В общей форме на этот вопрос отвечают, что дело здесь в тесном переплетении эпического и лирического начал в поэме, в глубине и богатстве образа лирического героя, в большой эмоциональной насыщенности характеристик и образов и т. д.
Но этими общими определениями по большей части и ограничиваются ответы. Ну, а что же такое это переплетение эпоса и лирики и как оно осуществляется? Что представляют собой те «приемы для обработки хроникального и агитационного материала», изобретение которых ставил себе в заслугу сам Маяковский? Не дает ли самый характер «взаимоотношений» эпоса и лирики в поэме о Ленине оснований для того, чтобы говорить о совершенно новом поэтическом качестве, сообщающем необычайную выразительность слову Маяковского? В чем именно, далее, своеобразие лирического героя поэмы, и не сталкиваемся ли мы и здесь с чем-то опять-таки качественно новым? А когда речь заходит об эмоциональной насыщенности характеристик и описаний, не законен ли здесь вопрос о том, результатом каких многочисленных слагаемых является это эмоциональное богатство поэмы?

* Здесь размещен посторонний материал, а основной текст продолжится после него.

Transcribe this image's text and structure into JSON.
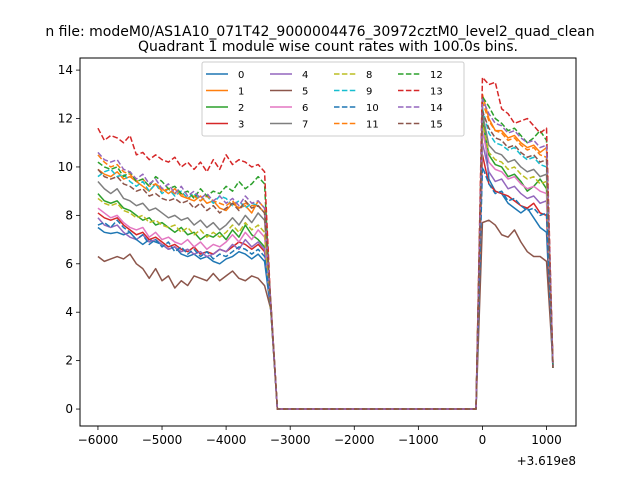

Пытаясь ответить на эти вопросы, убеждаешься в том, как тесно связаны они друг с другом. Понять жанровые особенности поэмы «Владимир Ильич Ленин» невозможно, не отдав себе ясного отчета, в чем именно состоит новое качество ее лирического героя, а последнее так же невозможно без анализа тех образных средств, тех изобразительных приемов, которые определяют стилистическое и композиционное своеобразие поэмы. С другой стороны, эти выразительные средства в чем-то уже заранее предопределены жанровыми особенностями поэмы и подчинены лучшему раскрытию образа лирического героя. Но условно все же можно разграничить эти вопросы и, не забывая об их тесной связи, попытаться ответить на них.
- Эпос и лирика
Когда говорят о переплетении лирического и эпического начал в поэме Маяковского, то тем самым утверждают, что то и другое существует в ней, так сказать, в чистом виде. На первый взгляд, это кажется бесспорным. Перелистывая поэму страница за страницей, мы легко сможем отчеркнуть строфы, в основе своей описательные, повествовательные, и рядом с ними строки или строфы же, представляющие собой лирические признания и обращения, выражение чувств лирического героя, его оценок, симпатий и антипатий. В одних разделах поэмы таких вторжений лирики больше, в других – меньше. В зависимости от этого мы и определяем те или иные разделы и даже целые части поэмы как лирические или эпические по преимуществу.
В самом деле, разве не эпическое начало господствует в первой части поэмы, где поэт рисует «капитализма портрет родовой», или во второй части, содержащей сжатую историю русской революции. Воскрешая в памяти эти части, мы вспомним, конечно, и лирические отступления, которыми перемежается повествование, но это не мешает нам характеризовать его как описательное, эпическое в своей основе. С таким же основанием противопоставляют этим двум эпическим частям третью часть как лирическую по преимуществу, рисующую переживания лирического героя поэмы, вызванные смертью Ленина.
В этом смысле можно говорить о вполне традиционном для лиро-эпической поэмы сочетании, сосуществовании или переплетении лирики и эпоса в поэме «Владимир Ильич Ленин».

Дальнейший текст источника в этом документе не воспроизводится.